Se o século XX foi marcado pelos projetos de modernidade e pós-


modernidade nas artes, espera-se que no século XXI as implantações de redes
permitam que a produção do conhecimento local e específico possa se
horizontalizar. Tratando-se o Brasil de um país de dimensões continentais, é
preciso enfrentar a difícil tarefa de, percebendo as diferenças regionais,
integrar conhecimentos específicos, gerando uma produção diversa e global
oriunda do conhecimento adquirido tanto nas questões locais quanto por temas
pulsantes ao longo do tempo.

A partir do início dos anos 2000, apresentou-se no país uma clara


intenção de se conhecer e valorizar a diversidade cultural brasileira, desde a
preocupação na descentralização dos investimentos públicos nessa área, até o
reconhecimento da heterogeneidade estética e suas possíveis apropriações.
Durante o projeto foi possível perceber como o nosso teatro atravessa as
diferentes regiões e suas possíveis transversalidades, e que a produção teatral
brasileira é volumosa, abrangente e para muito além da região Sudeste.
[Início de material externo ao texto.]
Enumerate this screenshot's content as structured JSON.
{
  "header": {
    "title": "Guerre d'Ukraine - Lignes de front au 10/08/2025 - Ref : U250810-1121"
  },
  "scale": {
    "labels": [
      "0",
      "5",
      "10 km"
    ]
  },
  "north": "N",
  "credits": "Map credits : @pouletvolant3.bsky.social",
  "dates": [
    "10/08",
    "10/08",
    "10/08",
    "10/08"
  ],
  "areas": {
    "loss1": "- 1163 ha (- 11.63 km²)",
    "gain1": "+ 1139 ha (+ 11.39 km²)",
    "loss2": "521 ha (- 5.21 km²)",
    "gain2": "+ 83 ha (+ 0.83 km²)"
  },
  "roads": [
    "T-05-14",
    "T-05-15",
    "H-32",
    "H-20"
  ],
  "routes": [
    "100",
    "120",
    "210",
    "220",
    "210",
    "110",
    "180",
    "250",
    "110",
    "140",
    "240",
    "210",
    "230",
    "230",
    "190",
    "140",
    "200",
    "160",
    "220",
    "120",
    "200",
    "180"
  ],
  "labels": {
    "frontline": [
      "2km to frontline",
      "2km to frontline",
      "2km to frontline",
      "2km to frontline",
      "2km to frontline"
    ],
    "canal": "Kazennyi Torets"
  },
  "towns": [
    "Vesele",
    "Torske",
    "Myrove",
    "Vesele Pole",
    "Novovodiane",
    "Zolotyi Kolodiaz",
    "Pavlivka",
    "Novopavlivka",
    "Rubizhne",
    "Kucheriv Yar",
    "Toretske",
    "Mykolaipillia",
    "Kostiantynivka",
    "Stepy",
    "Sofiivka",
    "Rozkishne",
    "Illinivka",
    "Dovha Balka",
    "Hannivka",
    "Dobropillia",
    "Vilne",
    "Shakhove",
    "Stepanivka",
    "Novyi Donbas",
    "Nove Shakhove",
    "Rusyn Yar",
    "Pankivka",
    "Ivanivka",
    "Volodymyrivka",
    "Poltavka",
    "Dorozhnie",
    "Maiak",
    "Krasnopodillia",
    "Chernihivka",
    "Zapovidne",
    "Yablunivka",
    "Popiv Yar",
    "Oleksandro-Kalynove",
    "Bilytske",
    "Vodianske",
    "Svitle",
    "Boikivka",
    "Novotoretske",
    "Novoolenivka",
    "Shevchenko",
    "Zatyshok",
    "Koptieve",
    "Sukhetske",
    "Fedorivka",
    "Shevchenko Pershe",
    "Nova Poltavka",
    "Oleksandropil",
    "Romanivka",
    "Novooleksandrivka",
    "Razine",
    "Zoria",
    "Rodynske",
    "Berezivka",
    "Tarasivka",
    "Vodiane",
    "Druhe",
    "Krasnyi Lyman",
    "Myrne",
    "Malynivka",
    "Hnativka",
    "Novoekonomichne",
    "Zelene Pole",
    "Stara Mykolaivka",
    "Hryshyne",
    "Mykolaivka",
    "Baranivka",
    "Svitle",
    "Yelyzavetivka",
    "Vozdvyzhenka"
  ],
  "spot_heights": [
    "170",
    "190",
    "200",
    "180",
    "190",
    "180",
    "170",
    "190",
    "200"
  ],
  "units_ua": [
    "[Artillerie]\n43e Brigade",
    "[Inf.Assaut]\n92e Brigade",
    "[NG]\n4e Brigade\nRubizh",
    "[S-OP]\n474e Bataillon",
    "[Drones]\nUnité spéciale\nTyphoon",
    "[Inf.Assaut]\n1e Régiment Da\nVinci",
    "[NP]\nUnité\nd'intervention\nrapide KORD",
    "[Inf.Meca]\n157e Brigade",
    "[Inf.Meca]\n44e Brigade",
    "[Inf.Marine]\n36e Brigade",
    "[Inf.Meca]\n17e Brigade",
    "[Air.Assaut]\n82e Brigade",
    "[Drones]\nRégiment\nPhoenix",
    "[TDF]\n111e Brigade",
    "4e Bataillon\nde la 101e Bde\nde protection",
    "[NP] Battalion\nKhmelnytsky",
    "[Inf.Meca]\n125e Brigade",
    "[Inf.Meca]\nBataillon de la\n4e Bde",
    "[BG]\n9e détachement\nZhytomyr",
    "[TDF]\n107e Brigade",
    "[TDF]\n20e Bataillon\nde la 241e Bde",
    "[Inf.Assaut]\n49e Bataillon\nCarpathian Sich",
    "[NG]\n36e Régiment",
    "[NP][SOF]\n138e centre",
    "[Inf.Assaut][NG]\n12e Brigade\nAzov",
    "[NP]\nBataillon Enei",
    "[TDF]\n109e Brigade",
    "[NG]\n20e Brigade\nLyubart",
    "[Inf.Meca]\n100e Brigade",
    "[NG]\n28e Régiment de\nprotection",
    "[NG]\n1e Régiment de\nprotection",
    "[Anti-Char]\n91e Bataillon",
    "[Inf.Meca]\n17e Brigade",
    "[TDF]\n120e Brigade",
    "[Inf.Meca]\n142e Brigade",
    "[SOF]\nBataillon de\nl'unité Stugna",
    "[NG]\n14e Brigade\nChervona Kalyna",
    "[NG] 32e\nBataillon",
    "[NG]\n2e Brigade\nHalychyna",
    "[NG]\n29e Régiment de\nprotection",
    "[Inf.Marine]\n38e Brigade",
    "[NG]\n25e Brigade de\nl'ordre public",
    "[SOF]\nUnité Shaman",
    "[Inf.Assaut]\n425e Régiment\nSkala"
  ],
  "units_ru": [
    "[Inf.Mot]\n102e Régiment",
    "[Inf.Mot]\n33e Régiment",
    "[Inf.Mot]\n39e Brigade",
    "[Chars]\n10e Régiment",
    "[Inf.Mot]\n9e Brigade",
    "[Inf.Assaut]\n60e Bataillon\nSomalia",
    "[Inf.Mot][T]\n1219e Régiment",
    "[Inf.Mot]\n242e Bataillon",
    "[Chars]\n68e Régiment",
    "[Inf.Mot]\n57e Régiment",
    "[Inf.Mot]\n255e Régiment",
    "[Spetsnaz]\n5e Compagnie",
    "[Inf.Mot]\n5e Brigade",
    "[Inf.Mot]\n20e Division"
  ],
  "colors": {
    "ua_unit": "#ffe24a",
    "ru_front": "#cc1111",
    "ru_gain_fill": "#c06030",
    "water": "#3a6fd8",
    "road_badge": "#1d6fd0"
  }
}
Com efeito, mesmo que a realidade não fosse inesgotável, bastaria a necessidade
que tem cada geração, para tornar o conhecimento aquilo que ele é por natureza,
tentativa de explicar o homem e o mundo. O importante é tornar a linguagem comum em
carne, e osso, essa é a tarefa que cada geração tem de realizar, ao serem chamados a
repensar o mundo (SUASSUNA, 1975, p.39)
Desse modo, o Seminário Historias do Teatro Brasileiro construiu um
espaço de troca de saberes, formando não apenas um painel multifacetado da
nossa história teatral mas possibilitando uma visão muito ampla acerca da
cultura brasileira. Pois, como afirma Milton Santos, “o centro do mundo está em
todo lugar. O mundo é o que se vê de onde se está”. (In: TENDLER, 2006).

Referências

COUTO, Mia. A confissão da leoa. SP: Companhia das Letras, 2012.

FERNANDES, Millôr. Millôr definitivo: a Bíblia do caos. Porto Alegre: L&PM Editores, 1996.

GOODY, Jack. O roubo da História: como os europeus se apropriaram das ideias e invenções
do Ocidente. São Paulo: Editora Contexto, 2008.

SUASSUNA, Ariano. Iniciação à estética. Recife: Editora Universitária (UFPE), 1975.

TENDLER, Silvio. O mundo global visto do lado de cá. Documentário, 2006.